El gran bulo de la historia nacionalista (de izquierdas y de derechas)

«Está de moda un género literario que promete revelar lo espurio de la historia, pero una cosa es analizar los hechos y otra tramar con ellos una conspiración»

El gran bulo de la historia nacionalista (de izquierdas y de derechas)
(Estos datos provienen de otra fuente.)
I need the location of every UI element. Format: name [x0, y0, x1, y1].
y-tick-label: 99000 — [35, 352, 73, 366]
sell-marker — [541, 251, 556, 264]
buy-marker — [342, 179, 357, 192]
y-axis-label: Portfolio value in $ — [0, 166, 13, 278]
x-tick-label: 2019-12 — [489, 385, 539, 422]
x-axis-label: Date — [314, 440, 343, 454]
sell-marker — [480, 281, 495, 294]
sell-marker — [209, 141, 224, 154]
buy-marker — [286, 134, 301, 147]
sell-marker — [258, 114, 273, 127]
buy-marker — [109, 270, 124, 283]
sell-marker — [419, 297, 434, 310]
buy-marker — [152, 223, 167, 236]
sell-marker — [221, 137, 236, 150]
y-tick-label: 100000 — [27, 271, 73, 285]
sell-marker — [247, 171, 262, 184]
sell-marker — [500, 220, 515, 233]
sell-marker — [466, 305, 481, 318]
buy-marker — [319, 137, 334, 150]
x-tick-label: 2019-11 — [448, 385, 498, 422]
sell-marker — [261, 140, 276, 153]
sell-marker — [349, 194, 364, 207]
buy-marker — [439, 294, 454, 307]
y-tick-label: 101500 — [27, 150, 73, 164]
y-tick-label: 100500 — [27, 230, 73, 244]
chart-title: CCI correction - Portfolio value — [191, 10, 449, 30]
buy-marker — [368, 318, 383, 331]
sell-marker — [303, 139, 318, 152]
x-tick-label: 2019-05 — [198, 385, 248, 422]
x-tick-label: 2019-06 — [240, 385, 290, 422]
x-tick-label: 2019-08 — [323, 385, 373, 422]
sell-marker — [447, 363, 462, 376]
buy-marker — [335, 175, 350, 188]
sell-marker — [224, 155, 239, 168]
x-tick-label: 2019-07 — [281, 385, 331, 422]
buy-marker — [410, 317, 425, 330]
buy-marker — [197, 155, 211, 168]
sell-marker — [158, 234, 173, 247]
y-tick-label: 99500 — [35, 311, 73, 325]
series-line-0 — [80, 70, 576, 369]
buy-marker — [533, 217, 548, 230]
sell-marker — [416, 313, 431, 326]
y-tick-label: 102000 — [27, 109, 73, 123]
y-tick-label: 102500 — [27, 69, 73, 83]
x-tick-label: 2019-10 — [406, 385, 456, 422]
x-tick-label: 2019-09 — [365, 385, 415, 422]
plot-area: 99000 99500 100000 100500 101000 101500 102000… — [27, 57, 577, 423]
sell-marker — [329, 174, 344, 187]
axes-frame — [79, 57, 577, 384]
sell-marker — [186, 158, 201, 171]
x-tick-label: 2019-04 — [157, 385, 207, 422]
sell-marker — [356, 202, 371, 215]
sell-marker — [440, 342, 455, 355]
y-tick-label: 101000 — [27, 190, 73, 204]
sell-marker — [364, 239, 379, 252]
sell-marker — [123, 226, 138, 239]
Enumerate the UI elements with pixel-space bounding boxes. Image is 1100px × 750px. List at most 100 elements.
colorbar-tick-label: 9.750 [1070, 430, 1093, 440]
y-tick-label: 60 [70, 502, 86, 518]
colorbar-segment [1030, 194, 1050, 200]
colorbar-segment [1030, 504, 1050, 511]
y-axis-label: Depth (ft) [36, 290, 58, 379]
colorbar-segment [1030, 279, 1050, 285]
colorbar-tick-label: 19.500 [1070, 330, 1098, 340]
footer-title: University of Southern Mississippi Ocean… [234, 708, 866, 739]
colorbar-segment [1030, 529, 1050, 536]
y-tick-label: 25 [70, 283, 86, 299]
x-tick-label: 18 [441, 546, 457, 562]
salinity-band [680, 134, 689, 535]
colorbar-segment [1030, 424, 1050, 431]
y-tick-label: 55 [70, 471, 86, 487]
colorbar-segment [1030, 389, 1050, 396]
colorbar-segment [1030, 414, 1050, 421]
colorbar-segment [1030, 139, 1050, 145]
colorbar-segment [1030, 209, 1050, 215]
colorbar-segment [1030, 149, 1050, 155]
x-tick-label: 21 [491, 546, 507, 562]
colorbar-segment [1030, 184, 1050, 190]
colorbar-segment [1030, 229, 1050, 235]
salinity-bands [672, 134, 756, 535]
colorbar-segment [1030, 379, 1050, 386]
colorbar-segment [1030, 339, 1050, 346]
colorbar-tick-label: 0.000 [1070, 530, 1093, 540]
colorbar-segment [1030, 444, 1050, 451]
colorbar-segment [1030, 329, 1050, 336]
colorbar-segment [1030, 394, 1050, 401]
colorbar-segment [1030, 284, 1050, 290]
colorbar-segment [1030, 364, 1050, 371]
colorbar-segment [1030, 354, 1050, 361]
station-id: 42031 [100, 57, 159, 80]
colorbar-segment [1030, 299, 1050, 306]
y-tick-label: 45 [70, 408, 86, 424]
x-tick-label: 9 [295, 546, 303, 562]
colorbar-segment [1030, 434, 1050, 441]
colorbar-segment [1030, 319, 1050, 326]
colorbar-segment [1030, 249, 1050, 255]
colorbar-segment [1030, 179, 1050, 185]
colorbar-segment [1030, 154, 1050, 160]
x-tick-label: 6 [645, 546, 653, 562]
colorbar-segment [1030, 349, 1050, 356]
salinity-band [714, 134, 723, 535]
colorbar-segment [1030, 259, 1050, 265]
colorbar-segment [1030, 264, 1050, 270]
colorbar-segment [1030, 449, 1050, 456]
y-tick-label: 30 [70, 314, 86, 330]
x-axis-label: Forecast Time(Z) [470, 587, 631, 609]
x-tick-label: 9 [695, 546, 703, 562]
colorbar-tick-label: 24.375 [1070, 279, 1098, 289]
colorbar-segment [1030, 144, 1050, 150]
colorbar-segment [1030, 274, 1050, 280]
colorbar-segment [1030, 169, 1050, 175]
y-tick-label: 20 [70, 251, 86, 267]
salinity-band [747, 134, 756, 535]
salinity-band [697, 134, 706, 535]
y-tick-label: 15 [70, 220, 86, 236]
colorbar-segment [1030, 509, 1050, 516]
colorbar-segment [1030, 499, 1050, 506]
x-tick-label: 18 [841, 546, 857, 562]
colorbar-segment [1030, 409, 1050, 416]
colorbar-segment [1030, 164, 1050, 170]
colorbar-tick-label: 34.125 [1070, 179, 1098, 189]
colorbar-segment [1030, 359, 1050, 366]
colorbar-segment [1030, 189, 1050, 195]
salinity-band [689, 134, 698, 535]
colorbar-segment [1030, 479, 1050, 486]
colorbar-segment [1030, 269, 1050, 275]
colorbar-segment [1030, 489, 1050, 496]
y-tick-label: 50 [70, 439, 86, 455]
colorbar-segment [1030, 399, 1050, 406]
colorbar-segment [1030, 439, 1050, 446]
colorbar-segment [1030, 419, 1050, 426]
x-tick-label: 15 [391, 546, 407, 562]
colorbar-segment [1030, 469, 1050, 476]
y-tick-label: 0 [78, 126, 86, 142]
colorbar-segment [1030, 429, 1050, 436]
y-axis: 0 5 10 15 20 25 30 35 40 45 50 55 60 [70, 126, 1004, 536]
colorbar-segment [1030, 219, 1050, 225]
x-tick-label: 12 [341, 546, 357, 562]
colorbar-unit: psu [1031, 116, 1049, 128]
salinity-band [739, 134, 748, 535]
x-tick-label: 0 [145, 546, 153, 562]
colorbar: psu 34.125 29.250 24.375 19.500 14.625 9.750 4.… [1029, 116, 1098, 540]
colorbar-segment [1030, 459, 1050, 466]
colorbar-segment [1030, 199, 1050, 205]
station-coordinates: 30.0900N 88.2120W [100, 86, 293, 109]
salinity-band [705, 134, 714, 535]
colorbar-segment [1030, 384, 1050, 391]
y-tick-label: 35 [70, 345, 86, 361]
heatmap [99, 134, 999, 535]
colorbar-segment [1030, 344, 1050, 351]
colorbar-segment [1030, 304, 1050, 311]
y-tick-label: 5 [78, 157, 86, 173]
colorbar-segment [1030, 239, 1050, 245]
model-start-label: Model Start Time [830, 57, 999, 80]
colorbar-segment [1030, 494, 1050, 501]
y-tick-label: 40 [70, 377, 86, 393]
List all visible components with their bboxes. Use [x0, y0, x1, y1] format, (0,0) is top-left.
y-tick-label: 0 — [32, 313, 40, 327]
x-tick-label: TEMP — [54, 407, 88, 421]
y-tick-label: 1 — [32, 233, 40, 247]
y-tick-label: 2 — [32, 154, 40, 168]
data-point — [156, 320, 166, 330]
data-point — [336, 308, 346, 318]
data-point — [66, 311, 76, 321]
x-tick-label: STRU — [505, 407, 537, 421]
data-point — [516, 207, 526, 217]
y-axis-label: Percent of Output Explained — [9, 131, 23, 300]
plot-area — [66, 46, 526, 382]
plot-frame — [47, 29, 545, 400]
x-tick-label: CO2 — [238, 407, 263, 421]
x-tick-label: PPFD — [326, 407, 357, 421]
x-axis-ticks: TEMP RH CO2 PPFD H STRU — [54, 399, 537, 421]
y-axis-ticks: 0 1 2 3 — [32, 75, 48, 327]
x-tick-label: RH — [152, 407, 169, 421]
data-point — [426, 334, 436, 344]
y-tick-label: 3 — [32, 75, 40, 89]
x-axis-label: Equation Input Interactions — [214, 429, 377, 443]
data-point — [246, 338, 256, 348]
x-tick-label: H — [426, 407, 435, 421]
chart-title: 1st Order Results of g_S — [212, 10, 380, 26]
Barack Obama y Hugo Chavez. | Europa Press

Vivimos una época de desenmascaramiento. Esta afirmación, por supuesto, puede simplemente ser desechada como mentira. Se podría argumentar, por ejemplo, que Donald Trump llegó al poder ⎯y casi no se fue de él⎯ a golpe de mentiras. Cierto. Pero también lo es que el más habitual de todos sus exabruptos fue precisamente el ya canónico fake news. Es decir, el mayor y sobre todo el más descarado de todos los mentirosos se caracterizó, en primer lugar, por acusar de mentirosos a todos los demás. El señalamiento de la mentira, la denuncia de la desinformación, la legitimidad que otorga el desmentido, se han convertido en signo de nuestro tiempo. Se crean agencias de verificación de noticias (fact cheking en inglés) todas ellas, por cierto, muy poco verificables. De la misma manera, gobiernos y organismos internacionales anuncian la creación de comités para combatir la desinformación (el de Pedro Sánchez, sin ir más lejos, hace unos días). Se habla de posverdad, de posfactualismo, de hechos alternativos. En España se ha impuesto el más castizo término de bulos. Y no hay semana en que algún político o parlamentario no recurra a él. En realidad, no es una palabra, es una suerte de conjuro. Uno que frena el debate, excusa de dar explicaciones o argumentaciones y que pone invariablemente a su enunciador, ya no en el lado de la certeza ⎯eso quizás sepa a poco⎯ sino en el de la denuncia y el combate de la mentira, algo que últimamente cotiza más al alza que la propia verdad.

Algo similar cabe decir de la historia. Un muy característico género ha venido imponiéndose en los últimos años. Uno precisamente caracterizado por la promesa del desvelamiento y el señalamiento de lo espurio en la historia. Rescates de historias borradas, órdenes y conspiraciones mundiales sólo ahora desvelados, recios combates contra leyendas negras, surgen una y otra vez y con notable éxito entre las novedades editoriales. Seguro que el lector que amable y habitualmente recorre las librerías de su entorno reconocerá títulos tan característicos como puedan ser Desmontando mitos y leyendas negras, Desvelando las claves del poder mundial, Los mitos de la Guerra Civil, Contra la mentira, Y si la historia nos miente, Nuebas mentirosas, La historia no es la que es, Las fake news del imperio español, La historia secreta del siglo XIX, La historia oculta de Estados Unidos, La transición oculta …. En fin, la lista podría continuar, pero se entiende la idea: la historia como gran falsificación, como un gran bulo. Hasta ahora, al menos, cuando un audaz grupo de escritores se habría propuesto el objetivo de despertarnos del sueño dogmático de la historia.

«El pastiche en cine puede estar muy bien ⎯ahí tienen a Tarantino⎯, pero en historiografía suele ser síntoma de parcialidad»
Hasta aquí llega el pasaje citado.